ASOS sales dropped 7% to £1.84 billion in the six months to 28 February 2023 while pre-tax losses widened to £290.9 million (2022: £15. 9 million) – in a large part due to stock write-offs – but the online fashion giant said its turnaround plan was on track.
The business said that a challenging trading backdrop and “deliberate actions” – such as reduced markdowns, reduced width in product assortment and reduced marketing spend – had resulted in the sales drop, with the actions accounting for 50% of the sales decline since December. These moves have been put in place to improve “order economics” and profitability as the business shifts its focus to the improving the bottom line rather than top-line growth.
UK sales were down 10%, Europe was flat, the US down 7% and the rest of world down 12%, the company revealed. The variation in results across the territories was accounted for by differences in trading backdrops and country-specific “profit actions”. While UK sales had dropped ASOS said it was improving market share among its core demographic of 18-35 year old and was taking a larger share of their fashion spend.
The reported loss of £290.9 million included £203.5 million of adjusting items, primarily associated with its “Driving Change” agenda, such as £128.2 million worth of stock write-offs and £49.4 million of non-cash property impairments due to closure costs relating to the reduction is size of its HQ and logistics footprint.
It said that its gross margin trend was encouraging. While it reported flat gross margin for the period, in February, March and April it has seen an improvement of more than 300 basis points year-on-year due to lower freight and duty rates. Meanwhile, stock levels have been reduced by 9%, ahead of its planned reduction of 5%.
ASOS ended the half with cash and undrawn facilities totalling £408.6m at what it said was “typically the seasonal trough in its net working capital cycle”.
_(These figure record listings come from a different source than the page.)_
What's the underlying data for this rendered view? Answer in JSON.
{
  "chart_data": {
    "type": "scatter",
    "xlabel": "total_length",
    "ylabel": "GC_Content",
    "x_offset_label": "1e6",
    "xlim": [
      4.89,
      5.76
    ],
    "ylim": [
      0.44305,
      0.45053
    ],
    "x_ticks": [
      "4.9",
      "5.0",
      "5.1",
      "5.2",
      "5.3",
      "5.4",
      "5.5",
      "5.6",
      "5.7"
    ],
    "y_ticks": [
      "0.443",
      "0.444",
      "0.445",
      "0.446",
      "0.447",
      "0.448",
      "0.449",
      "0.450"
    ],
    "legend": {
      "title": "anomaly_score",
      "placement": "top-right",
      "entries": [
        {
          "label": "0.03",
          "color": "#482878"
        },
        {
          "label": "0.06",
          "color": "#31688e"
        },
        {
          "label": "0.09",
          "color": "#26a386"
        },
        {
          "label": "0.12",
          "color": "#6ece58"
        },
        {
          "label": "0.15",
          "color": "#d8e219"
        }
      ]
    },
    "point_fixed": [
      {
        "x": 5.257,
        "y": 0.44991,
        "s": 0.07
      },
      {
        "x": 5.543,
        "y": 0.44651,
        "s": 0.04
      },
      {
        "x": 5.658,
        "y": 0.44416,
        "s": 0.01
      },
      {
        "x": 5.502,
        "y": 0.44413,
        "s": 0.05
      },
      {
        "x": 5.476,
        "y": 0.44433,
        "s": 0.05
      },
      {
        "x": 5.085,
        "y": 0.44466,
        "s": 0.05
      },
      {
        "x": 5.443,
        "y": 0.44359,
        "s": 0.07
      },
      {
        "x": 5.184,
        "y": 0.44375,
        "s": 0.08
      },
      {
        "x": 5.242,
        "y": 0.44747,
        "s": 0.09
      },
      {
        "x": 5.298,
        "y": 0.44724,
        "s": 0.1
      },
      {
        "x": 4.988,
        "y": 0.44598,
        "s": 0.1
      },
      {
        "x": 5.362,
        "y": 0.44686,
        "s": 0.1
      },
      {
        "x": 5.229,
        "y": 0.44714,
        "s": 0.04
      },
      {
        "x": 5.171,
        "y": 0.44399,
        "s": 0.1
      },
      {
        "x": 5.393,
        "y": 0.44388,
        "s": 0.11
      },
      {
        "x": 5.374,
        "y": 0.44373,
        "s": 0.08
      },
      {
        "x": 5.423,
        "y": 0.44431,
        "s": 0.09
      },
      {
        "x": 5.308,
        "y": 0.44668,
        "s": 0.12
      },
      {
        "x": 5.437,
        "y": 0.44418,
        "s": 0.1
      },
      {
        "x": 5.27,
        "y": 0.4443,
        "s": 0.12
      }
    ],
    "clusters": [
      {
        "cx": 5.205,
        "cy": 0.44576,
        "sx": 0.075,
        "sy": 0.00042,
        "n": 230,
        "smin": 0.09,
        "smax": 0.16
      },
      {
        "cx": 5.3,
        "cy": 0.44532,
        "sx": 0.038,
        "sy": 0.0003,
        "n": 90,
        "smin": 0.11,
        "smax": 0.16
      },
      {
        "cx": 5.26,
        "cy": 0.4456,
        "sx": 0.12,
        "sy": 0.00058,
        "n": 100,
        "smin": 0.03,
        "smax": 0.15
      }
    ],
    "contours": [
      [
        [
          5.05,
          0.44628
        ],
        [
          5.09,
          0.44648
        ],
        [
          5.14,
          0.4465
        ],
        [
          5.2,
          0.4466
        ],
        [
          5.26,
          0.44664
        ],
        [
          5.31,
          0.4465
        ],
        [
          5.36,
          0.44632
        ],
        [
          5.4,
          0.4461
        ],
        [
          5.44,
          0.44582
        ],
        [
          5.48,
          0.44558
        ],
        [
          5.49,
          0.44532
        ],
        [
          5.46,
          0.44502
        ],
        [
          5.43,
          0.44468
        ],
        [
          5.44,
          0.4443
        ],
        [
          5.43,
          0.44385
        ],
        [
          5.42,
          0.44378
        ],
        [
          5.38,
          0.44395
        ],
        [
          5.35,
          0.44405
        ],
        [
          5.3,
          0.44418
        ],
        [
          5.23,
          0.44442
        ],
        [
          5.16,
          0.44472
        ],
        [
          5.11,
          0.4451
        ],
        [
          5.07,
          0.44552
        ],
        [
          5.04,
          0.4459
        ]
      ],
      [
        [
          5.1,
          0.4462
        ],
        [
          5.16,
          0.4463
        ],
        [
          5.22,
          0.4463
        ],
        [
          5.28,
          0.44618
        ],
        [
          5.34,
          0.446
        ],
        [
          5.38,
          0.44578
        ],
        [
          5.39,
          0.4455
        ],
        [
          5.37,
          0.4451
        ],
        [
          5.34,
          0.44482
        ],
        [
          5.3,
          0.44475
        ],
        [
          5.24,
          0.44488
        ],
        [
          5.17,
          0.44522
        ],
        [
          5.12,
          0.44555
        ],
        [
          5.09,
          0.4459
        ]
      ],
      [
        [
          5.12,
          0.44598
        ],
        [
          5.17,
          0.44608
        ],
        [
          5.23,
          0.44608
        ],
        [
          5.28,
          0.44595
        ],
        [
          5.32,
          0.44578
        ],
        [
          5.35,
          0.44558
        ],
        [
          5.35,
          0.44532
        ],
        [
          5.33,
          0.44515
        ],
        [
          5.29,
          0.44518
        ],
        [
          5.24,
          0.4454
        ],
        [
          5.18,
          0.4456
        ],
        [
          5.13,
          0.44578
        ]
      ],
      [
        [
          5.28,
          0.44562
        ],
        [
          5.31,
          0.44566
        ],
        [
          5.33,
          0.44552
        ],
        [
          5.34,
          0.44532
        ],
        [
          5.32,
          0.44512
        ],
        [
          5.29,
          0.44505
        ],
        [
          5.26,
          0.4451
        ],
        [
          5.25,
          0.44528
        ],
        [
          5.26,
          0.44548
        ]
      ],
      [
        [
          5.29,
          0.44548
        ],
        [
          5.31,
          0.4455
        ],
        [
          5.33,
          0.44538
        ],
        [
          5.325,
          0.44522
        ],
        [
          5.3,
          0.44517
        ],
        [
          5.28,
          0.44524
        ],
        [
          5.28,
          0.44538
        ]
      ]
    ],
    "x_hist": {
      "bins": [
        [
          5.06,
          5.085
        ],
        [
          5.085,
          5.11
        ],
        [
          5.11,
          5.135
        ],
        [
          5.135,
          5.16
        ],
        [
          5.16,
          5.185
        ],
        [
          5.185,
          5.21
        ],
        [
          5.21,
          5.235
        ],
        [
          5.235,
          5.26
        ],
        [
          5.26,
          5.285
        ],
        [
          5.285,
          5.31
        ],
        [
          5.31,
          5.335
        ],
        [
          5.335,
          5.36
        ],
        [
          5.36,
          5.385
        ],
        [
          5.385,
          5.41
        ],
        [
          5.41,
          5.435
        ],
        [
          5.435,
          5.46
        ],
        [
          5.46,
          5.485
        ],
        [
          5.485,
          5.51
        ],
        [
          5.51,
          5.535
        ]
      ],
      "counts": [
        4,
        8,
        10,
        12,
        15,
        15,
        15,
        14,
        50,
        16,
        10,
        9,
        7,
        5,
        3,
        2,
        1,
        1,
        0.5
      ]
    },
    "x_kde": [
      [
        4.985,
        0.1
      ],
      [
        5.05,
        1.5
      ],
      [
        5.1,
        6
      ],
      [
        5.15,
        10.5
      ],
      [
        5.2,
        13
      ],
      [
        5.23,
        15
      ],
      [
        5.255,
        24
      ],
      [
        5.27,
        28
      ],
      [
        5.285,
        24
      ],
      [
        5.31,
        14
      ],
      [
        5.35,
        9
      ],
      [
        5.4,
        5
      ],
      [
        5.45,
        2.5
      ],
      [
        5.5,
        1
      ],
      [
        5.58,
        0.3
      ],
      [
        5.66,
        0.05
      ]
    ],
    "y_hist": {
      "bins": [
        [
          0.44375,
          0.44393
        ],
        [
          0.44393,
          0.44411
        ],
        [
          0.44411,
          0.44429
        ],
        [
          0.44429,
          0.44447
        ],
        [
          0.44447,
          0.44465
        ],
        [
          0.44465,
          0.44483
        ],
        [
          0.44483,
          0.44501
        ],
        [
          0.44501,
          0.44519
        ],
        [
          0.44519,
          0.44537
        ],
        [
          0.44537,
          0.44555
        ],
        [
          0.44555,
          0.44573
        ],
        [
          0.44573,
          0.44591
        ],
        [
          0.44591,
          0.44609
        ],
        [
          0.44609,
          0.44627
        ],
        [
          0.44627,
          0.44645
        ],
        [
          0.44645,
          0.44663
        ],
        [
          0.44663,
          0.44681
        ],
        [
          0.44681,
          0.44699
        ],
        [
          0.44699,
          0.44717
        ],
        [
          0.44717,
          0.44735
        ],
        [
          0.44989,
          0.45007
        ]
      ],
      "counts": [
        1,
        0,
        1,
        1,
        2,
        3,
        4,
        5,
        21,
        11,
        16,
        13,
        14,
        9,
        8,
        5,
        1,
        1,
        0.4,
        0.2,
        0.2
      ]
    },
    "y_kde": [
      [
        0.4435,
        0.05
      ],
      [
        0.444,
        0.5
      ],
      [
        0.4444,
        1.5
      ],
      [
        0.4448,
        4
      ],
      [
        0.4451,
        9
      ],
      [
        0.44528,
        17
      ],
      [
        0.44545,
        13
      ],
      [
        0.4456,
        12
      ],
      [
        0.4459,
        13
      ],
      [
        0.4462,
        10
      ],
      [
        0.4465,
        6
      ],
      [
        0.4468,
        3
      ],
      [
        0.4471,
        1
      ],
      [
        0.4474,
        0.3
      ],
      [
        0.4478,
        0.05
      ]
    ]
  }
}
CEO José Antonio Ramos Calamonte said: “Our focus is on improving our core profitability, prioritising order economics over top-line growth and I am pleased with the strategic and rapid operational progress the business has made in the first half of the financial year, against some very challenging trading conditions. Thanks to the hard work and commitment of our teams, we have accelerated the roll-out of our new commercial model, delivered more than £100m of profit optimisation and cost saving initiatives, extended our financing facility and continued to build out our top team while remaining committed to our Fashion with Integrity agenda. Taken together, these measures will create a more sustainably profitable and cash generative business as we reinforce our position as a leading destination for our fashion-loving customers.
“While some of these changes have impacted short-term sales growth, there are many causes for optimism as we progress through the second half of the year. We are improving our gross margin run rate in the face of significant headwinds, are starting to see the benefits of a repositioned stock profile, and are taking action to reduce the proportion of our sales which are not profitable. Initiatives are in place to drive a further c.£200m of benefit in the second half and I am very confident of our return to sustainable profit and cash generation in the second half of the year and beyond.”